[19654] in Athena Bugs
Re: name resolution on dialups
daemon@ATHENA.MIT.EDU (Greg Hudson)
Sat Aug 18 14:30:14 2001
Message-Id: <200108181830.OAA19635@egyptian-gods.MIT.EDU>
To: John Carr <jfc@MIT.EDU>
cc: bugs@MIT.EDU, bug-dialup@MIT.EDU
In-Reply-To: Your message of "Sat, 18 Aug 2001 13:28:14 EDT."
<200108181728.NAA07094@contents-vnder-pressvre.mit.edu>
Date: Sat, 18 Aug 2001 14:30:10 -0400
From: Greg Hudson <ghudson@MIT.EDU>
Hi. Kolya has looked into this with a packet tracer. We believe we
have traced the problem to the following causes:
* Some domains use name servers not in the same domain as they
live in. For instance, if you query a GTLD server for
amelsrl.com, you are referred to ns1.cws.net and ns2.cws.net
as the authoritative servers.
* The BIND 8 named does not trust the glue records in the
additional section of such a response, because .net is a
different domain from .com and cache poisoning could result
if the .com servers were treated as credible for .net
records. (BIND 8 is not smart enough to use glue records
without caching them, nor smart enough to notice that the
".com server" it got the answer from was really a GTLD
server which is credible for all domains.) So BIND feels
the need to go out and look up ns1.cws.net or ns2.cws.net
(assuming it doesn't yet have cached records for those
hosts) before continuing a query for amelsrl.com.
* When named does a glue query like this, it drops the
original query on the floor, hoping that the client will
retransmit after named has the glue records in its cache.
* When you ask a resolver library for "foo.bar", it will first
try "foo.bar." and then "foo.bar.mit.edu.", assuming that
ndots is not set in resolv.conf to 1 or less (where 1 is the
number of dots in foo.bar).
* Here is the new part: the Solaris 8 resolver interleaves the
queries for "foo.bar.mit.edu." with the queries for
"foo.bar.". So before retransmitting the query for
"foo.bar.", the resolver will look up "foo.bar.mit.edu.",
get an NXDOMAIN, and return that result to the user.

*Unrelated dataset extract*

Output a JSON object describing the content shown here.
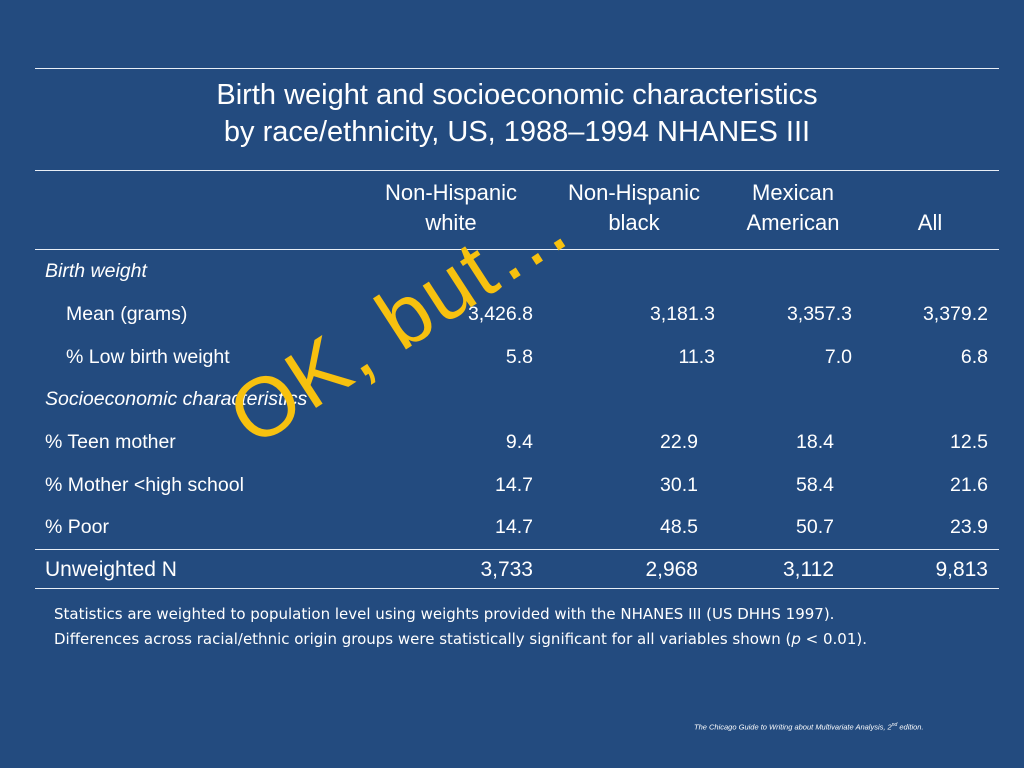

Quite the comedy of errors. BIND 9 might improve the BIND part of
this lossage (dnscache definitely would, but it has license issues),
but we are not prepared to replace the caching resolver at this point
in the release (except by making small changes). We have one idea for
solving this problem on the Solaris resolver side without source code
modification (setting ndots to 1 or 2), but it's not a great answer--a
value of 1 might piss off users used to using "foo.lcs" as hostnames,
and a value of 2 won't help for domains with only one dot.